As she looks into it, and deals with super weak and sexist legal representatives, the case becomes deadly serious and she truly risks losing her child, as well as all her assets and her business.  We quickly meet a truly nasty antagonist, the bland and professional seeming Mr. Parrish.  Meanwhile, we also follow the story of Jews fleeing the pogroms in Europe and arriving in London, where they are often exploited by criminals and attacked by racists or a combo of both.

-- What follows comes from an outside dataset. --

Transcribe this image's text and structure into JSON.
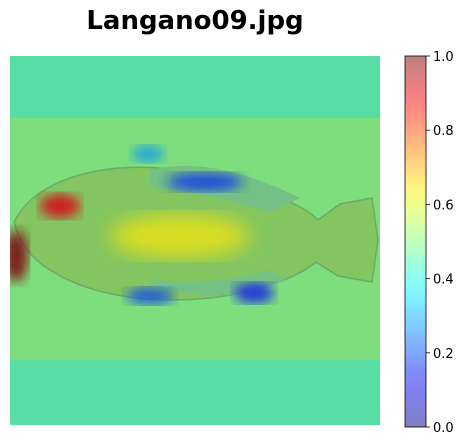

These two storylines combine in a rich historical adventure that all center around Sally.  I was able to guess quite quickly who was behind it all and it was a bit frustrating that it took Sally so long.  That felt a bit manipulative on Pullman's part, though he explains himself away by basing it on her psychology (she knew all along but didn't want to face it; why?).  My distrust held back some of my enjoyment as Sally really goes through the wringer.  He pulls it out in the end, but the promise of a competent, extraordinary woman that the first book is set up is not fulfilled here in a lot of ways.  She spends much of the book being victimized and never gets to use her skills (no cool financial gamesmanship, she never shoots anybody).  This what we call deprotagonization in the tabletop RPG business.  For instance, in one scene when she is down to her last shillings and she pawns the watch that her father gave her and gets a super low price for it.  I get that Pullman wants her to be as desperate as possible, but this woman is super skilled at money and her dad taught her to be tough and street smart.  This could have been a good opportunity for her to show some mettle and skill and instead she meekly accepts the price.

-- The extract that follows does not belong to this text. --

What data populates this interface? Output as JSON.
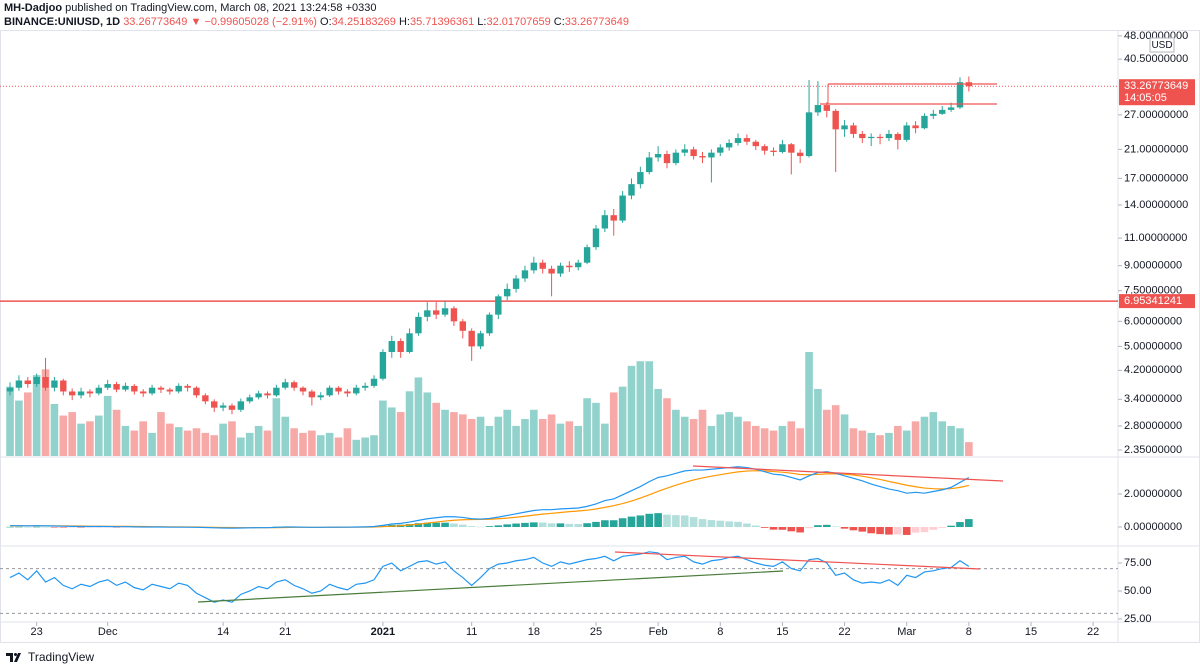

The other characters and the situation is wild enough that once we start to see some hope, the book gets really fun.  Sally doesn't use her skills, but she is brave and resourceful and quite tough.  We get to see a lot of the lives and locations of the poor Jewish community and this is quite interesting and entertaining.  The finale is quite wild, a real page-turner, so much that I partially blame it for my insomnia and me writing this at almost 2 in the morning.  Too stimulating!

So some minor hiccups but overall this was an excellent adventure and I am glad I am working my way through this series.